Essa rede livre de comunicação, responsabilidade e ajuda
estava silenciosamente exibida em dois quadros afixados na parede. Num deles
estava escrito Preciso que me ajudem em, no outro, Posso ajudar em. Qualquer
aluno que esteja com um problema, antes de procurar a professora, escreve o seu
pedido no primeiro quadro: “Preciso que me ajudem em regra de três”, e assina o
nome, Fátima, por exemplo. Aí, o Sérgio, passando pelo quadro, vê a mensagem da
Fátima e pensa: “A Fátima não sabe regra de três. Eu sei. Vou ajudá-la.” E isso
acontece naturalmente, é parte do cotidiano da escola. Não é preciso pedir
licença à professora e nem há hora certa para se fazer isso.
O segundo quadro é o contrário: quando um aluno se sente
competente em um saber, ele o anuncia aos colegas e se coloca à disposição. A
capacidade de ensinar um saber a alguém vale por uma avaliação. E é o aluno
quem a faz. É ele que se sente competente. Assim vão eles praticando as
virtudes de ensinar, de aprender e de se ajudarem uns aos outros.
O grande tribunal
Eu me encontrava num estado de perplexidade. Como explicar
aquilo que eu via acontecendo? Ninguém falando alto, nenhuma professora pedindo
silêncio, todos trabalhando, a música clássica. Aquilo não podia ser toda a
verdade. Deveria haver algo mais. Perguntei à menina: “Mas vocês não têm alunos
agressivos, indisciplinados, que gritam e perturbam a ordem?” “Temos. Mas para
isso temos o tribunal de alunos. Quando um menino ou uma menina se comporta de
maneira a perturbar a ordem nos termos que nós mesmos estabelecemos, o tribunal
entra em ação e providências disciplinares são tomadas.”
“Que coisa maravilhosa”, eu pensei. Uma escola onde os
professores não são responsáveis pela disciplina. E nem o diretor é a instância
punitiva última, para onde são enviados os desordeiros. É a comunidade das
crianças que cuida disso. Professores e diretor podem, assim, se dedicar aos
desafios prazerosos de aprender junto com os alunos.
O último julgamento
Voltei à Escola da Ponte em 2001. Perguntei sobre o
tribunal. O professor José Pacheco contou-me que o tribunal não existia mais.
Fora abolido pela assembléia. Percebeu-se que ele era uma instância de punição
e não de recuperação. E passou a relatar-me o incidente que produzira a sua
dissolução.
Um aluno violento fora levado ao tribunal para responder por
uma agressão. A assembléia da escola nomeou, como de praxe, um advogado de
acusação. O réu escolheu um colega para defendê-lo. A assembléia se reuniu para
o julgamento.
“A acusação foi devastadora”, disse-me o professor José
Pacheco. “Reuniu as provas e estabeleceu de forma cabal a culpa do réu. Eu
pensei: ele está perdido, não há saída. Entrou em ação o advogado de defesa.

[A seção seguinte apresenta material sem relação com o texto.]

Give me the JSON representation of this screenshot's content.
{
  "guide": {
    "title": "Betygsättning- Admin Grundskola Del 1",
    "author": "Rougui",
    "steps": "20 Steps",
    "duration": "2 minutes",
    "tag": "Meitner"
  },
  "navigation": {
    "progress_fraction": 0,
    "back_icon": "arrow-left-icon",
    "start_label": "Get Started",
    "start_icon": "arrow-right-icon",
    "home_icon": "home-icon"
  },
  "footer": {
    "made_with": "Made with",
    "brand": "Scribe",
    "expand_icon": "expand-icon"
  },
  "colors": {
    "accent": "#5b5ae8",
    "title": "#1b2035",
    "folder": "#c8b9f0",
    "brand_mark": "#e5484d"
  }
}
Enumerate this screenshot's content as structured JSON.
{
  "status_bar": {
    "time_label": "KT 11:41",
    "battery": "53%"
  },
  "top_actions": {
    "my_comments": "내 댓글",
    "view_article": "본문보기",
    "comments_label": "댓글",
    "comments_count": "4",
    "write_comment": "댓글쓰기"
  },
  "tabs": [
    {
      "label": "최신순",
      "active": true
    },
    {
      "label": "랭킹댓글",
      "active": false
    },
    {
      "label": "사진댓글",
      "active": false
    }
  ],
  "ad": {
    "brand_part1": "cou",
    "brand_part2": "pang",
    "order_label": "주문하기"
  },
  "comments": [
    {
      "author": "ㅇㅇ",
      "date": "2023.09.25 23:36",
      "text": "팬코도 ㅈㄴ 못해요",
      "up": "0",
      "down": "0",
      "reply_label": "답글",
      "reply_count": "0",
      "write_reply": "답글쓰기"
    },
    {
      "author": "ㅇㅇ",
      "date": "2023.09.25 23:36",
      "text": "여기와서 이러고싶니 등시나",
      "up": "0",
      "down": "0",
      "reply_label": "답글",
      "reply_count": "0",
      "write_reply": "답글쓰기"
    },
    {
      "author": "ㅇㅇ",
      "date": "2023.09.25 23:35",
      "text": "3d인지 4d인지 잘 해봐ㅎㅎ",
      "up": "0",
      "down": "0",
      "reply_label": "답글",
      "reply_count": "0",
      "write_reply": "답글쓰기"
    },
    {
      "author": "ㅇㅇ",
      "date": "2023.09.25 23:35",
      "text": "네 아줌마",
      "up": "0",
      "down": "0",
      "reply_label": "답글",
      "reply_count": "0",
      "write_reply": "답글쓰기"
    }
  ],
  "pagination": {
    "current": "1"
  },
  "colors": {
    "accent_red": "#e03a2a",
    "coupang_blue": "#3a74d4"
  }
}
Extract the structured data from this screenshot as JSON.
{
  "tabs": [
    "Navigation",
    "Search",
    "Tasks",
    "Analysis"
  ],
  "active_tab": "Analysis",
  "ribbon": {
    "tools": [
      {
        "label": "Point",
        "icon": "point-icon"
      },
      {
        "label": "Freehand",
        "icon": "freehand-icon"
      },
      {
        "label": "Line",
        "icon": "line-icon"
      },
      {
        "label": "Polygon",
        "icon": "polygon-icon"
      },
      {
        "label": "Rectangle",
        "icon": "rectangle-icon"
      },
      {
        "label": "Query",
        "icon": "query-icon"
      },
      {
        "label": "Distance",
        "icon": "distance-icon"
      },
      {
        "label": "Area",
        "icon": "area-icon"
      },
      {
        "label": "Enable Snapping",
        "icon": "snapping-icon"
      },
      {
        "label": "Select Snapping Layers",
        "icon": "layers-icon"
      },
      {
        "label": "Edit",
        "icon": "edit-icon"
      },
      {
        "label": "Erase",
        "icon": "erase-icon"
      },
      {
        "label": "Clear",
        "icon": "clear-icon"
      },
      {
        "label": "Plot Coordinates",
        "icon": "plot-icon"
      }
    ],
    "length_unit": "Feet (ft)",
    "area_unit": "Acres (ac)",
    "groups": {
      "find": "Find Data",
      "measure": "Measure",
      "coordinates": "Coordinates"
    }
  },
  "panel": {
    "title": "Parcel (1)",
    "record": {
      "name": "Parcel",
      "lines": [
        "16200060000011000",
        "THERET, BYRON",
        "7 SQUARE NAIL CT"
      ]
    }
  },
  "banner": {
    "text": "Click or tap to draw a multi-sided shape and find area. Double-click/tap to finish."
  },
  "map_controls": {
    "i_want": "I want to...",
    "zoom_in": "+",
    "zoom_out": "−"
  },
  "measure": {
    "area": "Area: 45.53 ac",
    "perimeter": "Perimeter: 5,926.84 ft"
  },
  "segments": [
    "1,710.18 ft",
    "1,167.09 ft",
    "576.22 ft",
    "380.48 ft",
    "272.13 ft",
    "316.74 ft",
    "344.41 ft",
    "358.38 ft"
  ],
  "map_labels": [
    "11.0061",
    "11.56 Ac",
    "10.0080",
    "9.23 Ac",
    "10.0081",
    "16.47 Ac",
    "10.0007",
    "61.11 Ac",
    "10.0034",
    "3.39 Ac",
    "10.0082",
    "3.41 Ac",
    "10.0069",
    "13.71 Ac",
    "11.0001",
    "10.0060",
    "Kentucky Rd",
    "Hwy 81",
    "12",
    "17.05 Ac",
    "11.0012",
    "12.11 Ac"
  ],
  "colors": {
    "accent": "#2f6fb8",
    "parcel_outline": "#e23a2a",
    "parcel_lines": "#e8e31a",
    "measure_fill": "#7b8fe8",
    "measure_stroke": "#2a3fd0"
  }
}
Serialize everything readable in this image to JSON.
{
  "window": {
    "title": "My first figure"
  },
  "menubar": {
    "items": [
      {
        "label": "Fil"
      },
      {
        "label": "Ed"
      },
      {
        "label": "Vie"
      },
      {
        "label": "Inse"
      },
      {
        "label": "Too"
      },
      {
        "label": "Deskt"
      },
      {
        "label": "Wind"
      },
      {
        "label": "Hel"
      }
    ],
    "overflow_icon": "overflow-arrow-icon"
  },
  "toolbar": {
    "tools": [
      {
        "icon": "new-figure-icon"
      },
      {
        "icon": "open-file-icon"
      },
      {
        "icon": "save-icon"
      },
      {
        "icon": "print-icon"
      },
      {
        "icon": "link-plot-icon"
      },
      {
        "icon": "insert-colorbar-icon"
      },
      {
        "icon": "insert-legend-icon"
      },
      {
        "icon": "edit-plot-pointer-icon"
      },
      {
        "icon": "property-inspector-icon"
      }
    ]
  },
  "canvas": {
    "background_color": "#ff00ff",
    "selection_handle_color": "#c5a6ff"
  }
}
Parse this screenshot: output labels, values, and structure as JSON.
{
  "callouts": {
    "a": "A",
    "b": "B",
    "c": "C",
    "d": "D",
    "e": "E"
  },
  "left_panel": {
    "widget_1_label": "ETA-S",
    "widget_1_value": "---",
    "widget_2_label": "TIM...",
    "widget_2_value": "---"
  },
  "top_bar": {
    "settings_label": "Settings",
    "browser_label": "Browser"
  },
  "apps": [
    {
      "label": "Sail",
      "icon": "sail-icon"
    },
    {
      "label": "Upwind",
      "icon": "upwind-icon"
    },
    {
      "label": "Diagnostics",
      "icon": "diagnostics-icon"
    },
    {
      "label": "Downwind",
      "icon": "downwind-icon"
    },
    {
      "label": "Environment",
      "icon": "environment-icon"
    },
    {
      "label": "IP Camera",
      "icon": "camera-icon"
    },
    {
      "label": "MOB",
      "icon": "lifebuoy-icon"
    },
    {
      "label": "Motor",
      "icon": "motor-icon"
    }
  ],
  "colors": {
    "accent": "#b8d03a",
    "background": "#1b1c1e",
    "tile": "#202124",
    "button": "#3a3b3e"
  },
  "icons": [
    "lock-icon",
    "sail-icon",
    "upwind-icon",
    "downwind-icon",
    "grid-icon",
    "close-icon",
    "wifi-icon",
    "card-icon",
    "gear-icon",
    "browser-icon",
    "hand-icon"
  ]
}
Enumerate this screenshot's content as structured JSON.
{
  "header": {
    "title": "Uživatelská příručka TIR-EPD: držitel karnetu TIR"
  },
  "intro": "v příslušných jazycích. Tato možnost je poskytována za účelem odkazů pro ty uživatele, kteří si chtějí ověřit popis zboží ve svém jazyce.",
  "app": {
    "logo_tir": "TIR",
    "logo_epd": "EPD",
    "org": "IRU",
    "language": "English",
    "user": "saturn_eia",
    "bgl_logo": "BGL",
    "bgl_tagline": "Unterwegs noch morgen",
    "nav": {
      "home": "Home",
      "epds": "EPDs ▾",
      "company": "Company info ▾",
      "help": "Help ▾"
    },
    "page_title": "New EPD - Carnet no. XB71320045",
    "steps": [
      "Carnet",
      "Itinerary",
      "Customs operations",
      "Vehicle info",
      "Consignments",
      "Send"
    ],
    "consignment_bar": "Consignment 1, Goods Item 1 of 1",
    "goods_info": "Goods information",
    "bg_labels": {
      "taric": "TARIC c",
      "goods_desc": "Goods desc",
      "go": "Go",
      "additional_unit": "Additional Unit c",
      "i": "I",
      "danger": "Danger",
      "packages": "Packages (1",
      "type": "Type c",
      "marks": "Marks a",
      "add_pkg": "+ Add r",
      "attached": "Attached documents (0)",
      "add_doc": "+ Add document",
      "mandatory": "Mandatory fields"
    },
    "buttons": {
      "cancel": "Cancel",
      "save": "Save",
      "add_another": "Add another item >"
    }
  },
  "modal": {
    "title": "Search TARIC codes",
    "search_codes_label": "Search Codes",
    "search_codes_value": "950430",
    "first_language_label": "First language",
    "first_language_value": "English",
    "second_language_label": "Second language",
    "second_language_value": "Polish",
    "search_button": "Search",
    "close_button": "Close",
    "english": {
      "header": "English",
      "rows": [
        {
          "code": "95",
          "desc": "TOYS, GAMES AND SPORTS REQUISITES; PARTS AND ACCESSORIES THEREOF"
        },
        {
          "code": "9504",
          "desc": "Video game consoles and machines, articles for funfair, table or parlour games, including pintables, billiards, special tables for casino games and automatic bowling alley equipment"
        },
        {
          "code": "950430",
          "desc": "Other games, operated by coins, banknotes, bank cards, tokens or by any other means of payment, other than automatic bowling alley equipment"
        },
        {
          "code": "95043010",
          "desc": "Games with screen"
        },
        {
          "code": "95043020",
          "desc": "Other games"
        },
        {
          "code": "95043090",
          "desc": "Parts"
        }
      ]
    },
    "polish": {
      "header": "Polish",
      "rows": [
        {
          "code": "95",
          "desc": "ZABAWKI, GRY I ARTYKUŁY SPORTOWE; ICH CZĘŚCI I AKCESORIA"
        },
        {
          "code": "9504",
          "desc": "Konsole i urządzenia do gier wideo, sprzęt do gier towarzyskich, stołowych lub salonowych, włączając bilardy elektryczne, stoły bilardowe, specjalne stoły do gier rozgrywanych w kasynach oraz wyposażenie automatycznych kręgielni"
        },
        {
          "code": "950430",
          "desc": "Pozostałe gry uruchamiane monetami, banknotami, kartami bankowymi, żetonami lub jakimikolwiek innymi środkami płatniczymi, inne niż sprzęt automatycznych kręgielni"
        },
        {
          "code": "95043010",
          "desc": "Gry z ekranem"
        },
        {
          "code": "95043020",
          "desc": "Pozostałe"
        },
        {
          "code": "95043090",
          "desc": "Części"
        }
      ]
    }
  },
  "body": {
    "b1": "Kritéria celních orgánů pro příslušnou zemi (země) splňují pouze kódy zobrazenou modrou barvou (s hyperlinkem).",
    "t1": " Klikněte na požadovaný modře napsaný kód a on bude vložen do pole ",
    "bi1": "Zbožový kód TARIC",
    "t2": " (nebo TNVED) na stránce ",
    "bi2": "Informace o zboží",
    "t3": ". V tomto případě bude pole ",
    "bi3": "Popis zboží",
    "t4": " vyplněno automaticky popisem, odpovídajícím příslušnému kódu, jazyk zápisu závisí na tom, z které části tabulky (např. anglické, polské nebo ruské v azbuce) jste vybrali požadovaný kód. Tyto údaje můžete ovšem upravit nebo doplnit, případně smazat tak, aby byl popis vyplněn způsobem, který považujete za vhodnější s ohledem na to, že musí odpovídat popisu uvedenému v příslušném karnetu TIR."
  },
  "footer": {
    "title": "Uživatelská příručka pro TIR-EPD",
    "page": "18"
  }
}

Ele não negou o que fora apresentado pela acusação, nem apresentou fatos que
minimizassem a culpa do réu, mas lembrou aos membros do tribunal que todos eles
eram cristãos, freqüentavam a missa e o catecismo. E que, na igreja, se
ensinava que o amor nos leva a ajudar aqueles que estão em dificuldades.
Concluiu: ‘Pois esse colega tem estado em dificuldades há muito tempo e todos
sabíamos disso. E agora estamos prontos a puni-lo. Antes que o tribunal dê a
sentença, e em nome da nossa coerência, quero que respondamos o que fizemos
para ajudá-lo.'”
Esse foi o fim do tribunal. No seu lugar estabeleceu-se uma
comissão de ajuda. Hoje, na Escola da Ponte, quando algum aluno começa a
apresentar problemas de comportamento, essa comissão se adianta e nomeia
colegas para ajudá-lo, com a missão de estar sempre por perto do dito aluno. E,
quando se percebe que ele vai fazer algo inadequado, os colegas entram em ação
para tentar dissuadi-lo.
O direito à alegria
A menina continuou a me guiar. Chegamos a uma mesa onde
estava trabalhando uma aluna com síndrome de Down. Vi a garota e pensei sobre
sua convivência mansa com os seus colegas. Senti que sua presença ali era algo
normal e feliz na rede de relação de solidariedade e de aprendizado que
constitui a escola. Aquela menina era parte dessa rede. Com algumas peculiaridades
e limitações, é claro. Mas, como todos os outros, ela se dedicava a aprender.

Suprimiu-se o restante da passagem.